Pourquoi abandonner la Paillade ? Ce n’est pas la conférence de presse commune au président de la Métropole et du Club de football, qui nous le dira. On apprendra seulement que le stade actuel devrait accueillir à grand renfort d’argent public des startups tout en faisant des travaux hydrauliques permettant cette installation.

L’échec avéré de Parc 2000 pour l’emploi à la Paillade ne semble pas préoccuper le président de la Métropole pas plus que celui de faire des travaux d’aménagement hydrauliques dont l’absence même justifie la création d’un nouveau stade.

Rien de nouveau sur le projet en lui même : un stade et un palais des sports avec des espaces commerciaux et ludiques et un musée issu des collections personnelles de Louis Nicollin au milieu d’un no mans’land dénommé Cambaceres.

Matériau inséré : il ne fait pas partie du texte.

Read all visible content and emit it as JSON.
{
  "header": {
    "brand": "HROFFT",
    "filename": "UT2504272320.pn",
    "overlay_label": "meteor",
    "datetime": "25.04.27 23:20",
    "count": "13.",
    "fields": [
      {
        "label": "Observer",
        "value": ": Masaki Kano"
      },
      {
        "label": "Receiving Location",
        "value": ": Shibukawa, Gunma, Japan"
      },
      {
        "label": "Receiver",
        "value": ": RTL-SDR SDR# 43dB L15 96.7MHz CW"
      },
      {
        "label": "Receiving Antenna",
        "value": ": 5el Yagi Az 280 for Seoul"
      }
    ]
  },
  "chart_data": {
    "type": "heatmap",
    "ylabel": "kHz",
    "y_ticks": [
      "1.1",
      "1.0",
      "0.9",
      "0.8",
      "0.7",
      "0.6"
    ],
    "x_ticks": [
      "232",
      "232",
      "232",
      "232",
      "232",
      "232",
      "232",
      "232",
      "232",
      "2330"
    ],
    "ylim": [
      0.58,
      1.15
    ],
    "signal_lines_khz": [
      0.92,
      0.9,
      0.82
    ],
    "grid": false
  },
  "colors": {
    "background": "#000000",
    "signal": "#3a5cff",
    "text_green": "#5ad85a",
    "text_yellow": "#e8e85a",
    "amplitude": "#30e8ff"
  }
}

Le projet n’est visiblement pas terminé : le stade sera-il couvert ou pas : réponse « on n’en sait rien ». Quelle activité économique au milieu de deux autoroutes, d’une gare qui reçoit 4 trains par jour pour un stade qui ne reçoit des visiteurs qu’une fois tous les 15 jours en saison ?

45 minutes de conférence de presse : et l’on ne comprends rien au financement.

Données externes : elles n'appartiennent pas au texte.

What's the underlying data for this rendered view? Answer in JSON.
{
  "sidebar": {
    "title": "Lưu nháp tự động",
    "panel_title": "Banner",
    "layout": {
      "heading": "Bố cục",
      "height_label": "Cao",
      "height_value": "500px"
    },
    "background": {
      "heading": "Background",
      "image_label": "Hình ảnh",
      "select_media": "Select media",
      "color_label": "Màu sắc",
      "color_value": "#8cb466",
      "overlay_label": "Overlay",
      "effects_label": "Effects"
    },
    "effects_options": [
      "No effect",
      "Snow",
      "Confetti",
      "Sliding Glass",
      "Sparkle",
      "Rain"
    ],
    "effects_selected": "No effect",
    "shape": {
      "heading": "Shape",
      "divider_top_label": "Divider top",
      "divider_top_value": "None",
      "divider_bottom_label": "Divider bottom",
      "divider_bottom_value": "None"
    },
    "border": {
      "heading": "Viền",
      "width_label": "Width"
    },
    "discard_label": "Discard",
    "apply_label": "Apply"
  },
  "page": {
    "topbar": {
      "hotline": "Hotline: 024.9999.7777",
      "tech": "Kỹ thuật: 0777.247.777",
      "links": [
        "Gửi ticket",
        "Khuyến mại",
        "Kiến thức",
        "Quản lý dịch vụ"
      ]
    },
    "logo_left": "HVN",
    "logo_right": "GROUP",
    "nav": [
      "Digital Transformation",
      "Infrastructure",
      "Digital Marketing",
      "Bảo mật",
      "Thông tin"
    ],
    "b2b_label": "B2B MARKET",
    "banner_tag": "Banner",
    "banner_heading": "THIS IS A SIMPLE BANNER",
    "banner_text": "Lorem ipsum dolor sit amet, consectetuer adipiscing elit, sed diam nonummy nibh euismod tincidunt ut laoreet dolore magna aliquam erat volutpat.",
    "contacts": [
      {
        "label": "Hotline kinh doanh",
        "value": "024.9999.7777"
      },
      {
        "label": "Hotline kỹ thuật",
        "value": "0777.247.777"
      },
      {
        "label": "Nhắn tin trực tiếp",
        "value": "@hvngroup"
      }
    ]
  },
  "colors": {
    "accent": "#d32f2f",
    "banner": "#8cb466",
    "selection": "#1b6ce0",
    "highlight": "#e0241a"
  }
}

Un investissement public inconnu
Rien n’est clair : la somme de plus de 20 millions d’euros est avancée.
Et l’on apprend in fine que cela ne concerne que le stade et non pas les 50 millions d’euros du Palais des sports sur lequel rien n’est dit.
1h15 de conférence de presse : et l’on ne sait rien.

Un montage financier opaque
Le montage est inédit via une société anonyme mêlant le privé (groupe Nicollin et partenaires) et le public (Métropole et ville), tout juste connait-on la répartition de 65-35% qui semble arrêtée. L’information sur les partenaires privés est secrète.
Le financement se ferait à 30% en apport, et le reste en emprunt qui « seraient remboursés via les loyers perçus comme on le fait dans le privé ».

C’est là que le bas blesse : une société privée peut gagner de l’argent, elle peut comme souvent dans des projets ambitieux en perdre, et en perdre beaucoup.
Qui assumerait alors ces pertes ?
Quelles sont aussi les contre-parties données par l’équipe majoritaire à cet accord ? un nouveau financement du club ?
Combien coutera la destruction ou la réhabilitation pour un autre usage de l’ancien stade de football ?

Ce projet est flou, et quand c’est flou c’est qu’il y a un loup.

Une fois de plus les écologistes tiennent à rappeler que le choix d’un nouveau stade de football comme celui d’un palais des sports pour 200 millions d’euros ne peut revenir au seul maire sortant de Montpellier engageant les finances mais surtout l’avenir du quartier de la Paillade à moins de deux ans des élections municipales.

Ils rappellent leur attachement à un financement 100% privé de ce type d’équipement.

Un projet d’une telle ampleur ne peut engager la future équipe municipale et nécessite un vote des montpelliérains.